Financial reality also reveals that smaller lots need to be legalized for starter homes to exist. For example, a half-acre of land in Utah’s population centers can cost $300,000 or more. With land costs this high, property owners need the freedom to create homes on smaller lots.

Local officials provide regulatory relief

Although the housing crisis and lack of starter homes is a statewide problem, mayors, city councils, planning commissioners and staff are in the primary position to make starter homes become a reality. Zoning ordinances will need to be written, zoning maps updated and other critical details accounted for.

For example, even though new starter homes are a net economic benefit in the long term, some cities might struggle with the up-front costs associated with making upgrades to the water, sewer or road system. Cities have multiple options for how they might handle this situation, such as using funds generated by impact fees, borrowing funds or using reserves.

If local officials can make the necessary moves, they would deserve credit for helping our family members, friends and co-workers have the opportunity to own property and a home.

Embrace of free enterprise

When gas prices spiked, most understood the solution. There were calls to “drill, baby, drill” or otherwise bring more gasoline to the market. In other words, increase the supply of gas so that prices stabilize or drop.

The solution for Utah’s skyrocketing housing prices and lack of starter homes is the same. We need to remove government barriers and let the market build enough homes to meet demand. If we don’t, our shortage will worsen. As it worsens, the chorus of those asking governments for subsidies will increase. The trouble with subsidy proposals is that they cannot work in the long term. Not only would a surge in government spending not address the underlying issue, it would also require a staggering level of taxation. Need proof? Check California’s tax rates, home prices and out-migration numbers.

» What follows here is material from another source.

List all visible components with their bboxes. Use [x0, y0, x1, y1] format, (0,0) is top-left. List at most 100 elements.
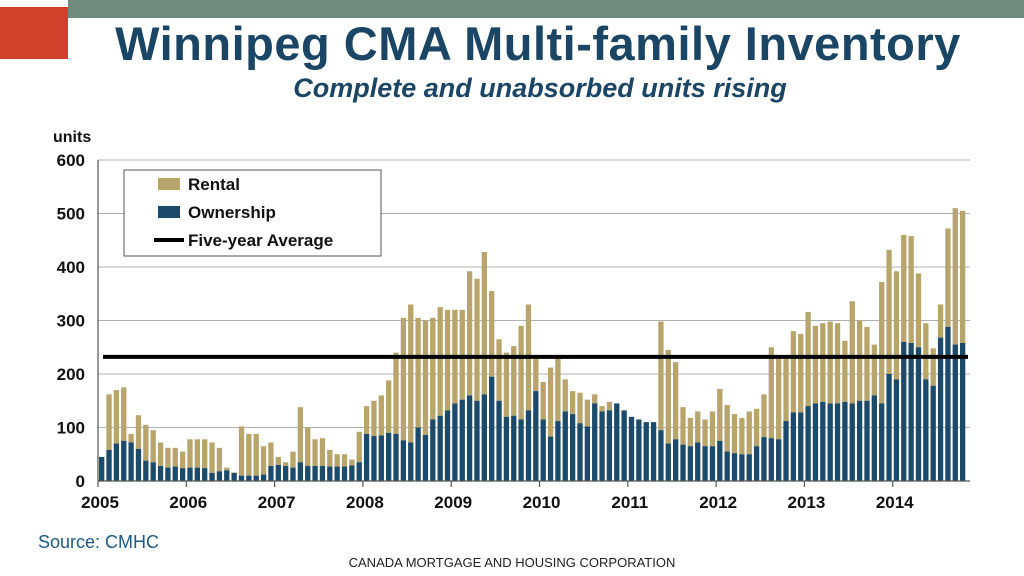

Homebuilders signal they will build

While it would be helpful if homebuilders showcased their willingness to build starter homes, we can look at places outside of Utah as case studies. For example, Houston, Texas — which has no zoning whatsoever and allows for 1,400-square-foot lots — has a variety of starter homes and improved housing affordability. Ultimately, what aspiring homeowners need are options, from working with their own builder and architect to choosing from a variety of starter-home designs created by a variety of homebuilders.

The pieces come together

If local government acts in the deregulatory, free market ways described here, then the goal of getting 35,000 starter homes built could be met or even exceeded — all at no cost to the taxpayer.